Basically, it will return an error saying that the JSON object type could not be determined for a DataRow. See below for example of the error message:
Add Queue Item - New - DataRow: Could not determine JSON object type for type System.Data.DataRow.
Working toward a solution (or is it a workaround?):
Therefore, we need to convert the value to a JSON object, which can be done under the namespace
Newtonsoft.Json by using
JsonConvert.SerializeObject() - with the full method it would be
Newtonsoft.Json.JsonConvert.SerializeObject(). Then, to convert it back you can use
JsonConvert.DeserializeObject(). See the below post by @megharajky for an example .xaml and further discussion:
How to add a System.Data.DataRow variable into a work queue?
My own method was to take the transaction item within a For each loop (as part of the dispatcher) and use .net to formulate it to a new DataTable type. Here is my sample code:
Newtonsoft.Json.JsonConvert.SerializeObject(in_TransactionData.Where(Function(r) r Is item).Select(Function(r) CType(r, System.Data.DataRow)).CopyToDataTable)
This will essentially place the data in a JSON format into the ItemInformation, so it keeps the DataTable structure as an Array and looks like this:
However, there are some problems to consider…
- How do we associate this data to its original source, if the source needs to be updated?
- Maybe we can add the filepath to the source and read it again for each item executed?
- Can we append the results of the execution to a new file and forget the original source?
- When and how do we deserialize the object “only” when the item is of a DataTable?

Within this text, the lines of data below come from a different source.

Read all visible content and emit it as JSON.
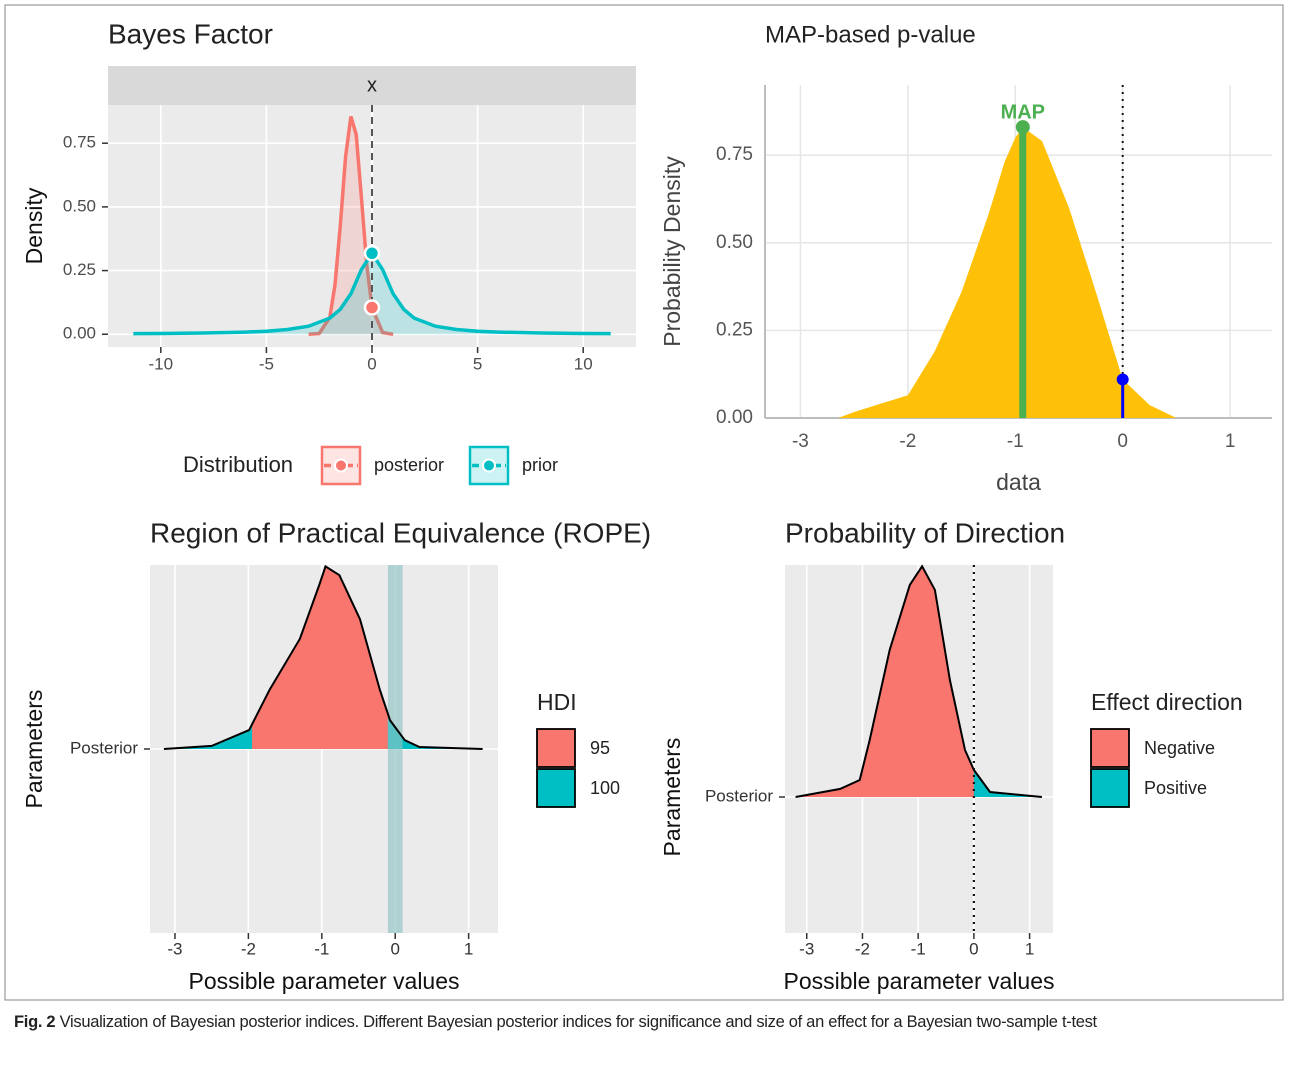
{
  "chart_data": [
    {
      "type": "density",
      "title": "Bayes Factor",
      "facet_label": "x",
      "ylabel": "Density",
      "xlim": [
        -12.5,
        12.5
      ],
      "xticks": [
        -10,
        -5,
        0,
        5,
        10
      ],
      "ylim": [
        -0.05,
        0.9
      ],
      "yticks": [
        {
          "value": 0,
          "label": "0.00"
        },
        0.25,
        {
          "value": 0.5,
          "label": "0.50"
        },
        0.75
      ],
      "grid": true,
      "vline": 0,
      "legend_title": "Distribution",
      "legend": "bottom",
      "series": [
        {
          "name": "posterior",
          "color": "#F8766D",
          "x": [
            -3,
            -2.5,
            -2,
            -1.75,
            -1.5,
            -1.25,
            -1,
            -0.75,
            -0.5,
            -0.25,
            0,
            0.5,
            1
          ],
          "values": [
            0,
            0.003,
            0.066,
            0.194,
            0.426,
            0.698,
            0.855,
            0.784,
            0.537,
            0.275,
            0.105,
            0.007,
            0
          ]
        },
        {
          "name": "prior",
          "color": "#00BFC4",
          "x": [
            -11.3,
            -10,
            -8,
            -6,
            -5,
            -4,
            -3,
            -2,
            -1.5,
            -1,
            -0.5,
            0,
            0.5,
            1,
            1.5,
            2,
            3,
            4,
            5,
            6,
            8,
            10,
            11.3
          ],
          "values": [
            0.0025,
            0.0031,
            0.0049,
            0.0086,
            0.0122,
            0.0187,
            0.0318,
            0.0636,
            0.0978,
            0.159,
            0.254,
            0.318,
            0.254,
            0.159,
            0.0978,
            0.0636,
            0.0318,
            0.0187,
            0.0122,
            0.0086,
            0.0049,
            0.0031,
            0.0025
          ]
        }
      ]
    },
    {
      "type": "area",
      "title": "MAP-based p-value",
      "xlabel": "data",
      "ylabel": "Probability Density",
      "xlim": [
        -3.33,
        1.39
      ],
      "xticks": [
        -3,
        -2,
        -1,
        0,
        1
      ],
      "ylim": [
        0,
        0.95
      ],
      "yticks": [
        {
          "value": 0,
          "label": "0.00"
        },
        0.25,
        {
          "value": 0.5,
          "label": "0.50"
        },
        0.75
      ],
      "grid": true,
      "color": "#FFC107",
      "x": [
        -2.65,
        -2.5,
        -2,
        -1.75,
        -1.5,
        -1.25,
        -1.1,
        -1,
        -0.93,
        -0.75,
        -0.5,
        -0.25,
        0,
        0.25,
        0.5
      ],
      "values": [
        0,
        0.017,
        0.065,
        0.19,
        0.36,
        0.58,
        0.73,
        0.8,
        0.83,
        0.79,
        0.6,
        0.36,
        0.11,
        0.037,
        0
      ],
      "map_label": "MAP",
      "map_x": -0.93,
      "map_color": "#4CAF50",
      "vline": 0,
      "point_color": "#0000FF"
    },
    {
      "type": "ridge",
      "title": "Region of Practical Equivalence (ROPE)",
      "xlabel": "Possible parameter values",
      "ylabel": "Parameters",
      "categories": [
        "Posterior"
      ],
      "xlim": [
        -3.34,
        1.4
      ],
      "xticks": [
        -3,
        -2,
        -1,
        0,
        1
      ],
      "grid": true,
      "x": [
        -3.15,
        -2.5,
        -1.99,
        -1.71,
        -1.3,
        -1.03,
        -0.95,
        -0.76,
        -0.48,
        -0.21,
        -0.07,
        0.13,
        0.33,
        1.19
      ],
      "values": [
        0,
        0.014,
        0.086,
        0.27,
        0.5,
        0.75,
        0.83,
        0.79,
        0.59,
        0.27,
        0.13,
        0.04,
        0.009,
        0
      ],
      "legend_title": "HDI",
      "series": [
        {
          "name": "95",
          "color": "#F8766D"
        },
        {
          "name": "100",
          "color": "#00BFC4"
        }
      ],
      "hdi": [
        -1.95,
        -0.1
      ],
      "rope": [
        -0.1,
        0.1
      ],
      "rope_color": "#8FC3C3"
    },
    {
      "type": "ridge",
      "title": "Probability of Direction",
      "xlabel": "Possible parameter values",
      "ylabel": "Parameters",
      "categories": [
        "Posterior"
      ],
      "xlim": [
        -3.39,
        1.42
      ],
      "xticks": [
        -3,
        -2,
        -1,
        0,
        1
      ],
      "grid": true,
      "x": [
        -3.2,
        -2.4,
        -2.05,
        -1.87,
        -1.51,
        -1.15,
        -0.93,
        -0.7,
        -0.43,
        -0.16,
        0,
        0.29,
        1.22
      ],
      "values": [
        0,
        0.029,
        0.061,
        0.205,
        0.529,
        0.763,
        0.83,
        0.745,
        0.421,
        0.169,
        0.097,
        0.018,
        0
      ],
      "legend_title": "Effect direction",
      "series": [
        {
          "name": "Negative",
          "color": "#F8766D"
        },
        {
          "name": "Positive",
          "color": "#00BFC4"
        }
      ],
      "vline": 0
    }
  ],
  "caption": {
    "label": "Fig. 2",
    "text": "Visualization of Bayesian posterior indices. Different Bayesian posterior indices for significance and size of an effect for a Bayesian two-sample t-test"
  }
}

These are some things that make this more challenging, because there are times when an associate will require that the source data be updated rather than in a new file. Doing so means that you would need to match the row item up with the row contained in the source data, and if it can’t find the row, then append to the data.
Here is an idea for some .net to match up and find the row item in the source data:
srcMatched = srcData.AsEnumerable.Where(Function(srcR) String.Join("",srcR.ItemArray) = String.Join("",in_TransactionItem.ItemArray) ).ToArray
And, to update the status, you can do something like this:
If srcMatched.Count > 0 Then Assign srcMatched(0)("Status") = "["+Now.ToString+"] Complete" Else Invoke Method: ImportRow
So, if this is the solution, it can be done with some additional coding. And, I feel this is important to do in many cases, because it helps the user determine which items were executed and which items were not.
If you choose to create a new results file, you won’t necessarily have all the source data, so the user won’t be able to determine if everything was executed without looking at the source data too.
I suppose it depends on the requirements of the process.
Let’s get back to how should we effectively manage queue items, specifically for DataRows…
You will be golden, if you can dispatch the transaction items as part of the same Framework and Job run. So, let’s assume you have this part working.
—The steps required for this (by my own knowledge):
- Initialize complete data to be added to the queue
- For DataRow items, serialize the DataRow/DataTable object as you add the queue item
- Get Transaction Item to execute
- After, if needed, deserialize the object back to a DataRow
- Execute the Process for the item as normal
- Output updated results to existing source data or a separate results file
- (optional) Update Output for the item in the queue
Remember that you should be able to use various dataset types with your projects and not need to manipulate your code each time; this will provide less training, documentation, and make project deployment easier. If your project is processing an array of DateTimes or Strings, then it should be able to be executed in the same way as if your project is processing an array of DataRows without changing the code. - I find using an Array of Object type useful for this, and then, check the type of the item before adding it to the queue so the correct ItemInformation can be used.
Posting this has helped with brainstorming some ideas, and hopefully, it will help others expand on what they are trying to do with Queues as well.
In the future, it would benefit RPA implementation if DataTable processing was more effectively integrated with Queues.
Please feel free to exchange some other ideas that have not been considered by myself or others. I originally thought to post this topic to find out if anyone has some comments or reactions to how DataRows are being executed through Queues.